展开/估算 R 中的时间序列
Expand / impute time series in R
我有一个每周需要的时间序列,但我目前有一个季度的数据。例如:
R> test
Quarter week totA totB totC totD
1 1 2015-12-28 1745 1720 11 1714
2 2 2016-03-28 1736 1718 7 1710
3 3 2016-06-27 1777 1768 5 1750
4 4 2016-09-26 1833 1815 13 1795
5 1 2016-12-26 1708 1697 6 1677
R>
我想要的是每周获取信息,每个总数(totA 到 totD)都需要除以下个季度(即13,因为 2016 年的季度有 13 周 - 但如果有一年有 53 周,例如 2015 年,偶尔可能是 14 周)这样季度总数是相同的。因此,根据上面的示例,前 26 周变为:
1 1 2015-12-28 134.9 132.3 0.8462 131.8
2 2 2016-01-04 134.9 132.3 0.8462 131.8
3 3 2016-01-11 134.9 132.3 0.8462 131.8
4 4 2016-01-18 134.9 132.3 0.8462 131.8
5 5 2016-01-25 134.9 132.3 0.8462 131.8
6 6 2016-02-01 134.9 132.3 0.8462 131.8
7 7 2016-02-08 134.9 132.3 0.8462 131.8
8 8 2016-02-15 134.9 132.3 0.8462 131.8
9 9 2016-02-22 134.9 132.3 0.8462 131.8
10 10 2016-02-29 134.9 132.3 0.8462 131.8
11 11 2016-03-07 134.9 132.3 0.8462 131.8
12 12 2016-03-14 134.9 132.3 0.8462 131.8
13 13 2016-03-21 134.9 132.3 0.8462 131.8
14 14 2016-03-28 133.5 132.2 0.5385 131.5
15 15 2016-04-04 133.5 132.2 0.5385 131.5
16 16 2016-04-11 133.5 132.2 0.5385 131.5
17 17 2016-04-18 133.5 132.2 0.5385 131.5
18 18 2016-04-25 133.5 132.2 0.5385 131.5
19 19 2016-05-02 133.5 132.2 0.5385 131.5
20 20 2016-05-09 133.5 132.2 0.5385 131.5
21 21 2016-05-16 133.5 132.2 0.5385 131.5
22 22 2016-05-23 133.5 132.2 0.5385 131.5
23 23 2016-05-30 133.5 132.2 0.5385 131.5
24 24 2016-06-06 133.5 132.2 0.5385 131.5
25 25 2016-06-13 133.5 132.2 0.5385 131.5
26 26 2016-06-20 133.5 132.2 0.5385 131.5
R>
这是使用以下方法获得的:
rbind(
data.frame(Week_number=c(1:13),
Week_commencing=seq(as.Date("2015-12-28"), by=7, len=13),
totA=rep(1754/13,13),
totB=rep(1720/13,13),
totC=rep(11/13,13),
totD=rep(1714/13,13)
),
data.frame(Week_number=c(14:26),
Week_commencing=seq(as.Date("2016-03-28"), by=7, len=13),
totA=rep(1736/13,13),
totB=rep(1718/13,13),
totC=rep(7/13,13),
totD=rep(1710/13,13)
)
)
But there's clearly a better way of doing it rather than manually... The data set is, of course, much larger!
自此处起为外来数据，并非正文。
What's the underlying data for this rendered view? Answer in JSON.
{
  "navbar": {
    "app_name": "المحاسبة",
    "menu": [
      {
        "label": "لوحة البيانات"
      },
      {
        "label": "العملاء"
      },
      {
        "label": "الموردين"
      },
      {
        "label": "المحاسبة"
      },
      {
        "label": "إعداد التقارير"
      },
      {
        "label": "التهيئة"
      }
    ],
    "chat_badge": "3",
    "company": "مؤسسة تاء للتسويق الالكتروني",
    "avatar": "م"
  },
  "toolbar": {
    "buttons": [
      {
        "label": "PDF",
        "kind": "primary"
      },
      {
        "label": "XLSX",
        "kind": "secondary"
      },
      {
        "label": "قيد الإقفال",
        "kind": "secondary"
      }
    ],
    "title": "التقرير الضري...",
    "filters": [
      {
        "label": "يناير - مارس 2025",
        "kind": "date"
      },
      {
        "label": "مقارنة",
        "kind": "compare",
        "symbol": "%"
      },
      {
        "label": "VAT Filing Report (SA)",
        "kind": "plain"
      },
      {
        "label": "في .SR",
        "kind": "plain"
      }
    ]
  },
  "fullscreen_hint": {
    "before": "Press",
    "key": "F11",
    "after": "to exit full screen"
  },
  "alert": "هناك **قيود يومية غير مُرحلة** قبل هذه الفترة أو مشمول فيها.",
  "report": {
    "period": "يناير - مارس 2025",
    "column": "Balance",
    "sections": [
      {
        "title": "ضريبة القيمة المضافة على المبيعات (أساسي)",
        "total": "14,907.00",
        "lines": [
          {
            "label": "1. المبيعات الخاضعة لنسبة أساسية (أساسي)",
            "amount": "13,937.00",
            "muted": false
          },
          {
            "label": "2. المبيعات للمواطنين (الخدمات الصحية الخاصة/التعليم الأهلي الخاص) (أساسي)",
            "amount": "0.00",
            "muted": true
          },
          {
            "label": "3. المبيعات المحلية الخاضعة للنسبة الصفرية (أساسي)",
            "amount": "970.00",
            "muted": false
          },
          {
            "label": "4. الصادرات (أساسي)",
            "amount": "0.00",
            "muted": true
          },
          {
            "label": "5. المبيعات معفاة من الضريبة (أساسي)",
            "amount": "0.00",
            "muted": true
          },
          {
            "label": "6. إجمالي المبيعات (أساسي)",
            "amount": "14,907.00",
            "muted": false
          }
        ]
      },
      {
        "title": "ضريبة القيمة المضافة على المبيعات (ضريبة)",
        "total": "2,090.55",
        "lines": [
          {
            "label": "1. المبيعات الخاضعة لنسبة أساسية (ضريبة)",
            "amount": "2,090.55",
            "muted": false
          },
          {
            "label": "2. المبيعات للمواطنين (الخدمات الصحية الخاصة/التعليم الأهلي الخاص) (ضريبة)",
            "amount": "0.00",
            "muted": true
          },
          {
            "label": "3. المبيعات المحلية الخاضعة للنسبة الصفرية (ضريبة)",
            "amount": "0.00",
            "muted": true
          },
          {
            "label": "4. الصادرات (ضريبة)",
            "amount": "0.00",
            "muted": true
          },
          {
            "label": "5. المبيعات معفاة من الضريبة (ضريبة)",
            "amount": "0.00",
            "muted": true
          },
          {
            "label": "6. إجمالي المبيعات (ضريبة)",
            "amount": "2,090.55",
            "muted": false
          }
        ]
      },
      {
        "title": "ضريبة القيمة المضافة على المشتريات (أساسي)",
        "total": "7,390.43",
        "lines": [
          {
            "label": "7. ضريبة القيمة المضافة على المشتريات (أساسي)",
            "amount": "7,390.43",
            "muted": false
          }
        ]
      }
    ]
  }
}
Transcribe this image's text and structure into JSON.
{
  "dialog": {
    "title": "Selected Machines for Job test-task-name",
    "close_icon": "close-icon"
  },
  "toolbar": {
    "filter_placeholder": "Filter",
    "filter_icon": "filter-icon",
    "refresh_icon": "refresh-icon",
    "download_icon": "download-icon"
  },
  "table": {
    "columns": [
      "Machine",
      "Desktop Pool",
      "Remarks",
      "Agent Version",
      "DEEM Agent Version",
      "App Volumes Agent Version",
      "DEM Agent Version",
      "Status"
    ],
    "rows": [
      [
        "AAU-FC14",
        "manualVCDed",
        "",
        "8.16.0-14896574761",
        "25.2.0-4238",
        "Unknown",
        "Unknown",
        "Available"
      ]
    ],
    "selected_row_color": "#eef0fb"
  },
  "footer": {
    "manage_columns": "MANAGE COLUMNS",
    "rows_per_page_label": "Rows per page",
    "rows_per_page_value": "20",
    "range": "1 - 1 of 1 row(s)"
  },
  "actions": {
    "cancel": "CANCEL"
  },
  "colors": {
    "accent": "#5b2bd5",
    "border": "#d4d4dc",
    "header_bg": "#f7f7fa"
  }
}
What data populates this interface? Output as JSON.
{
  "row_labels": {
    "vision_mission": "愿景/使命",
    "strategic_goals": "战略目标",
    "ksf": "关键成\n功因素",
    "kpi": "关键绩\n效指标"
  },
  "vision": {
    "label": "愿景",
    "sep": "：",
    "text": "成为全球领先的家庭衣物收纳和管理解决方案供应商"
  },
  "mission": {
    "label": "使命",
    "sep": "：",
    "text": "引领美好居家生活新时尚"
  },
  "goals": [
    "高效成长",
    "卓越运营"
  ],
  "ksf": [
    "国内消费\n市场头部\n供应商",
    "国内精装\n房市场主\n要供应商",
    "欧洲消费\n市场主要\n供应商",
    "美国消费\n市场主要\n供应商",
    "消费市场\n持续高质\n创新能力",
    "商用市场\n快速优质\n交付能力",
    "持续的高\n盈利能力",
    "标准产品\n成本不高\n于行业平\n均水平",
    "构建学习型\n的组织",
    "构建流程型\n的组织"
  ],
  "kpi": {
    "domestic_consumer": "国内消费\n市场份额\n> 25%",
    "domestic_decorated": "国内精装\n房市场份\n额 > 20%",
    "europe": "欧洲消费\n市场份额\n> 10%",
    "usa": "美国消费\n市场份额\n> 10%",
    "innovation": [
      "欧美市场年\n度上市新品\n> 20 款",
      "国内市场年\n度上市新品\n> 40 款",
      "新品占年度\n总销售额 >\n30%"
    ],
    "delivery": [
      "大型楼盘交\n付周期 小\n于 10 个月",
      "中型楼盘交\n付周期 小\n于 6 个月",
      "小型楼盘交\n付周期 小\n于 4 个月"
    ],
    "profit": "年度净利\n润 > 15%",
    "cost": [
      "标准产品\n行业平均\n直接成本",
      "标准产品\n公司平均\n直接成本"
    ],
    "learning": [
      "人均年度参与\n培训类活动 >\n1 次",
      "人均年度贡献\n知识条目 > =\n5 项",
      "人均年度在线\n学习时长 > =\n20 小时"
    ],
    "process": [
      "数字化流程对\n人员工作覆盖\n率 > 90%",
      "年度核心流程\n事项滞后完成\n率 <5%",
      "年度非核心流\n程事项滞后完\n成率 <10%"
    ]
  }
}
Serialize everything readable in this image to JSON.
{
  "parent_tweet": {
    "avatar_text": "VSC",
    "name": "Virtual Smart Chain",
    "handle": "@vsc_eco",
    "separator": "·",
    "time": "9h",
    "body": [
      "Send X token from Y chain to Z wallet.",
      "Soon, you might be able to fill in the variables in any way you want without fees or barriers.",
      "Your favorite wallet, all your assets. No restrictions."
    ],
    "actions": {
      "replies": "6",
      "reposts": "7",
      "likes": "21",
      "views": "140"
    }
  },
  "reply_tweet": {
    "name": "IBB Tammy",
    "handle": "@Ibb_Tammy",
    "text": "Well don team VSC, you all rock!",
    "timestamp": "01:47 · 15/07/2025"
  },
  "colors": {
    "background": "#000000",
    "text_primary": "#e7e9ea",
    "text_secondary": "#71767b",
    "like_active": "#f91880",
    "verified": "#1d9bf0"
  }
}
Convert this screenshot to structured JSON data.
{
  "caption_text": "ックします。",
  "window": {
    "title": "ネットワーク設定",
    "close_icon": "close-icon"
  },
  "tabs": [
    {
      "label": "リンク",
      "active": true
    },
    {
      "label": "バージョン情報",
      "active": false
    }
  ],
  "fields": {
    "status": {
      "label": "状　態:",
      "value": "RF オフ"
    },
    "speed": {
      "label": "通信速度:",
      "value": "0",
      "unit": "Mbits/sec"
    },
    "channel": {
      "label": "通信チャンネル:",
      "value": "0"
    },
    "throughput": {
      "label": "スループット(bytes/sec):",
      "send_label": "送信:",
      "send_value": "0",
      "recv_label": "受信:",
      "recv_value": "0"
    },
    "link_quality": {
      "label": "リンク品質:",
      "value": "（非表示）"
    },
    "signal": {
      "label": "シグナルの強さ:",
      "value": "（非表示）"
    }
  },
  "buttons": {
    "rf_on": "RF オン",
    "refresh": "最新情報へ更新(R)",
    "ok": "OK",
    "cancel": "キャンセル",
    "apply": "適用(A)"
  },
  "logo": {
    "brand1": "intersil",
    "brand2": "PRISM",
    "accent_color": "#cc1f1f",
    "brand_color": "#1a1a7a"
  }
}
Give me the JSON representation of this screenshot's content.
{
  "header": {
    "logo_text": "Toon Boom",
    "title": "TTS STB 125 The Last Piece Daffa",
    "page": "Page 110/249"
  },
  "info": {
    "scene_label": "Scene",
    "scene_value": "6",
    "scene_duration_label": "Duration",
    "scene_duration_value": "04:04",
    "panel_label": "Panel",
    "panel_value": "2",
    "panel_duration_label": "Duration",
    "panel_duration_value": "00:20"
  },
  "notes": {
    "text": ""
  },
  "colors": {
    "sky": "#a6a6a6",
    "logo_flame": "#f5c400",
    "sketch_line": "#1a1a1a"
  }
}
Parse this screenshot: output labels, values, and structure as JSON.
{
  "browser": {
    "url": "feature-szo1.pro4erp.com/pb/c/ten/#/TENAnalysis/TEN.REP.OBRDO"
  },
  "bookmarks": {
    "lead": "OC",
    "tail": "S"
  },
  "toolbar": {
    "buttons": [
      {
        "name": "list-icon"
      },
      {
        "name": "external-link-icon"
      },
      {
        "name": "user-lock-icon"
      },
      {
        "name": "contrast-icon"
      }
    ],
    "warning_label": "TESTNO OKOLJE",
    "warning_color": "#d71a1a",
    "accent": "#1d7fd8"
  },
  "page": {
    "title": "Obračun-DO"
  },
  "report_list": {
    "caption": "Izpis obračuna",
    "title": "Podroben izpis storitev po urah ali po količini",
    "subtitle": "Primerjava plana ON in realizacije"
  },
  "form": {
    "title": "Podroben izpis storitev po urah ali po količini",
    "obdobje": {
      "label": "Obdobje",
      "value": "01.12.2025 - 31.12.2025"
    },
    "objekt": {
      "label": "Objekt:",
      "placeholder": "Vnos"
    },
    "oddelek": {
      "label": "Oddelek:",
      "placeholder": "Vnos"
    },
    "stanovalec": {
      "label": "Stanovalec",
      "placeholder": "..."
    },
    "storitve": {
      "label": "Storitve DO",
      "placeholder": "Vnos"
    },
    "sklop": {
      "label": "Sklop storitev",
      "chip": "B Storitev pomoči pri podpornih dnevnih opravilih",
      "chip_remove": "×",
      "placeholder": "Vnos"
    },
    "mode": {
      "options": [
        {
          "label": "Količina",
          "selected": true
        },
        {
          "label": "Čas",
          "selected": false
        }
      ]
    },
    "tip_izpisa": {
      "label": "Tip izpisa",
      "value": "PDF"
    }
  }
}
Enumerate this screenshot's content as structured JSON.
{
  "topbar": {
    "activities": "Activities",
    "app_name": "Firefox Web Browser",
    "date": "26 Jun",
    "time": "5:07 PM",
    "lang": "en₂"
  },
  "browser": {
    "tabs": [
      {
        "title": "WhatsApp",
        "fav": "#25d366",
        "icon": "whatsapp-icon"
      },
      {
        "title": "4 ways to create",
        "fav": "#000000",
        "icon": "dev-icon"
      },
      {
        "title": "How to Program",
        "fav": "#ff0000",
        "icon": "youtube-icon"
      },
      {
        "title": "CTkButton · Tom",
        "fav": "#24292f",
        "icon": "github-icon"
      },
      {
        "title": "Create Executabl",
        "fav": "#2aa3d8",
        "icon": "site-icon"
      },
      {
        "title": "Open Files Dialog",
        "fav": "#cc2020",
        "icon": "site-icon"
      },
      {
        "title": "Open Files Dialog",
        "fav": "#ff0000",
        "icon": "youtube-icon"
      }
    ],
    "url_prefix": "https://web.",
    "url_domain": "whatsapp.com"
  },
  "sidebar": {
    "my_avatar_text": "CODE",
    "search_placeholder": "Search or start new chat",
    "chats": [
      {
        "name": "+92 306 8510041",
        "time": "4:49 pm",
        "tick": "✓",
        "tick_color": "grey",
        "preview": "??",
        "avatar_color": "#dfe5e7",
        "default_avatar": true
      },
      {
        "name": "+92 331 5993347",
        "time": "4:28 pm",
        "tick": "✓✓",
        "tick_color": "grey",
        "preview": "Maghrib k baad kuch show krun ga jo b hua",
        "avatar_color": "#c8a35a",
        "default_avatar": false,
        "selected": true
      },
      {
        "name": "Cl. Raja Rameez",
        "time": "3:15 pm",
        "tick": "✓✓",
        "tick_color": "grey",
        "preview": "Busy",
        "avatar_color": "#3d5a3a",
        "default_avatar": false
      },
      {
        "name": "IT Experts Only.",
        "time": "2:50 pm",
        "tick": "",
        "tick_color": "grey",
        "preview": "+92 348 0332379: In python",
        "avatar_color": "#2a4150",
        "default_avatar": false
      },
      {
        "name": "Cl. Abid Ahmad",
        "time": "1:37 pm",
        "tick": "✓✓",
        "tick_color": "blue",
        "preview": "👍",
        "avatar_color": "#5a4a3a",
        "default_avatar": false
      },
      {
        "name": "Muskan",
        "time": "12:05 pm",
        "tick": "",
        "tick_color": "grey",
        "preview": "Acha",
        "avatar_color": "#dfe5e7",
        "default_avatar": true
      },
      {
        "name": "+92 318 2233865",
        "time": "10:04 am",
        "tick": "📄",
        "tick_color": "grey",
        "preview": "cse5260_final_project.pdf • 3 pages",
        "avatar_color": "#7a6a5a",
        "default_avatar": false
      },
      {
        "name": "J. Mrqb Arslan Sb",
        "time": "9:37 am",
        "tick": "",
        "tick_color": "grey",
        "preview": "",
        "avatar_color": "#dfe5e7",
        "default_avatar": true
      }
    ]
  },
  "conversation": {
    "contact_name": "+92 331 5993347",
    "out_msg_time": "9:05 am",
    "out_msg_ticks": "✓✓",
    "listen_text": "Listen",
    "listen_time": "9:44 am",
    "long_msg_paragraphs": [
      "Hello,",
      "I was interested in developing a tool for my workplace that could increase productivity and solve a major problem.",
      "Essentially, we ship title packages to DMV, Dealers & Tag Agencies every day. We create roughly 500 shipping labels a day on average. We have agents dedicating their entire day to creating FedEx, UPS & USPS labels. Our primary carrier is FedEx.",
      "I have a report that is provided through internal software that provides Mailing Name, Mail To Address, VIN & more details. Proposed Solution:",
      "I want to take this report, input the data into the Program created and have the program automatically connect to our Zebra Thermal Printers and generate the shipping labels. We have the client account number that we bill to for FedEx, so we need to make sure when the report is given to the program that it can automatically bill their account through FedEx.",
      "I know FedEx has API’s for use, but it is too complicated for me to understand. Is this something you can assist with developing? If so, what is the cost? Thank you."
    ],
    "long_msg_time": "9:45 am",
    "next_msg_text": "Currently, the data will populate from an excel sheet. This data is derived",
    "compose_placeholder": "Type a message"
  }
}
I've tried a few things, but other than creating a sequence of weeks and then filling it in manually as above, I'm going around in circles. I'm sure there's a way to do it in the tidyverse, but I can't figure out how (most of my R is self-taught, and from before when tidyverse was available). Any help would be appreciated!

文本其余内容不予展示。